O.... Hier brengen. (Geertje af; hij opent een koerant). Nog geen vrede?
Hermine.
Ik weet er niets van. Maar wat kan mij die oorlog schelen? Wij staan er immers buiten. Ik maak me veel erger bezorgd over de toekomst van m'en kinderen.
Edsard.
Jij weet niet wat geldzorgen-hebben betekent.
Hermine.
Dat komt allemaal later terecht. Gelukkig is Henri nu eindelik op de Akademie; maar hoe een jonge man van zijn stand.... zijn intelligentie.... zijn voorkomen aan die angstvalligheid, die futteloosheid komt.... mij is 't een raadsel.
Edsard
(verdiept in het lezen)
Zenuwen.
Hermine.
Ach, zenuwen.... Henri mankeert immers nooit wat. Ik zeg je, dat ik mijn eigen kinderen niet meer begrijp. Verlegen kan je de jongen niet noemen en toch is hij menseschuw. Onder kennissen.... in besloten kring kan hij heel aardig.... zelfs scherp genoeg zijn; maar....
Edsard.
Een hoge toon... ja.
Hermine.
Maar voor het publieke leven is hij.... als een wezel. En Clara.... dat kind is nu letterlik tot niets te krijgen! Al wat ernstig is, vindt ze malligheid en al wat anderen amuzeert, verveelt haar. Wat willen die kinderen dan toch? Wat verwachten, wat hopen ze?
Edsard
(haar met een handbeweging het zwijgen opleggend).

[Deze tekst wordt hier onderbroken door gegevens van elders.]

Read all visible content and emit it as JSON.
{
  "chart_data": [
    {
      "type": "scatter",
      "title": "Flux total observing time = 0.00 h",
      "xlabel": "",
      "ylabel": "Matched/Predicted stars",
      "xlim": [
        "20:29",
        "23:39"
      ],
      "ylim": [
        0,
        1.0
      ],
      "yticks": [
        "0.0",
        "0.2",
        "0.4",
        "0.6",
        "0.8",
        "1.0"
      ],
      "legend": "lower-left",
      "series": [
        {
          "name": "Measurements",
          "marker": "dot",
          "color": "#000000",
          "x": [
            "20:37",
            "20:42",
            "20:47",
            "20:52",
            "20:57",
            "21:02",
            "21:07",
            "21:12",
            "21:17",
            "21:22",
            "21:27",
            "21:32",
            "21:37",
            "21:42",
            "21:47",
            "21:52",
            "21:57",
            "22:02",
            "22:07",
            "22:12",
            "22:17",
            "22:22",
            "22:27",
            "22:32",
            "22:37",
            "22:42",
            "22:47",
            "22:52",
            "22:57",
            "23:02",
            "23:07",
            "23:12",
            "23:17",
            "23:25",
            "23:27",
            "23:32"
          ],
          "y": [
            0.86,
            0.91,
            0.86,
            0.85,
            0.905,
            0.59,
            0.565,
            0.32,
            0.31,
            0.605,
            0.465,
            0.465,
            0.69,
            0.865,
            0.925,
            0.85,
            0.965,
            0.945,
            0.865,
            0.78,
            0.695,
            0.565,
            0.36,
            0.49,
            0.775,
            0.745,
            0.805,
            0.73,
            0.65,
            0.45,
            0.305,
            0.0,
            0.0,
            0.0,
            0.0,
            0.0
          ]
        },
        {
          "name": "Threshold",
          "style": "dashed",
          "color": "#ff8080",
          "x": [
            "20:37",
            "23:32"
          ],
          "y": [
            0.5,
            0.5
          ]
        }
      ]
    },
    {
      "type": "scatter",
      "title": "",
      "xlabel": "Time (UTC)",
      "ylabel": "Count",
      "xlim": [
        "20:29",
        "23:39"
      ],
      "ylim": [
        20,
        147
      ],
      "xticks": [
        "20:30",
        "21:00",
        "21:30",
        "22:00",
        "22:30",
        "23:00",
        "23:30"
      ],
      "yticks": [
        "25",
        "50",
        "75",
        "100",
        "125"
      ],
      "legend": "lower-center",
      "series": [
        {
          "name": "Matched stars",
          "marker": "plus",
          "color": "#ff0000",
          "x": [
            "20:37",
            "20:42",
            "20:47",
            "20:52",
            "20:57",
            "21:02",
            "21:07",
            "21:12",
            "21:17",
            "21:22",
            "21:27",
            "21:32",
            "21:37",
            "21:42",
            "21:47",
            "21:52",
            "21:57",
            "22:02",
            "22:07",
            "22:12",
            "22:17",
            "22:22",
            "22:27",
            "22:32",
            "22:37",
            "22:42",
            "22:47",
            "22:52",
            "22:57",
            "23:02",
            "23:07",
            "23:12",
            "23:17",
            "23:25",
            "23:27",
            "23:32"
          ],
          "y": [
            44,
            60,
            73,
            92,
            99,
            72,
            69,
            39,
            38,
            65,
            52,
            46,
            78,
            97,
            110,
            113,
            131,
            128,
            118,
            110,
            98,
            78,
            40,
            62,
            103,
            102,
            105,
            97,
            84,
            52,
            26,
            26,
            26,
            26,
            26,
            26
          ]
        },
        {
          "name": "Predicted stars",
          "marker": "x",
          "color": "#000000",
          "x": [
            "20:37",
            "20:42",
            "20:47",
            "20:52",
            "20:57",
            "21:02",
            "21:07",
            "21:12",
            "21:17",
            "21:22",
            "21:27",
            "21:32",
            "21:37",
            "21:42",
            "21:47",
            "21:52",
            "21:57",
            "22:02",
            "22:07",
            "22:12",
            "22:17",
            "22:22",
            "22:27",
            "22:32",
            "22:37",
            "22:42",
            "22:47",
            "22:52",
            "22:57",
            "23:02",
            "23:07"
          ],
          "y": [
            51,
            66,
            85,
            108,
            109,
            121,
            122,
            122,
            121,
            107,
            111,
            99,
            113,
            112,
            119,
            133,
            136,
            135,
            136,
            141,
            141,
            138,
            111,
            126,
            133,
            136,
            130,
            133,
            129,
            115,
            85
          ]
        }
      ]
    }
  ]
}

Hermine, je kent onze afspraak. Dat zijn mijn zaken niet. | |
[pagina 4]
| |
Hermine.
Goed; maar ik wil toch mijn gemoed wel eens luchten en jij kon me wel eens raad geven. Begrijp je niet, dat....
Edsard
(als Geertje met de Sherry terug is gekomen)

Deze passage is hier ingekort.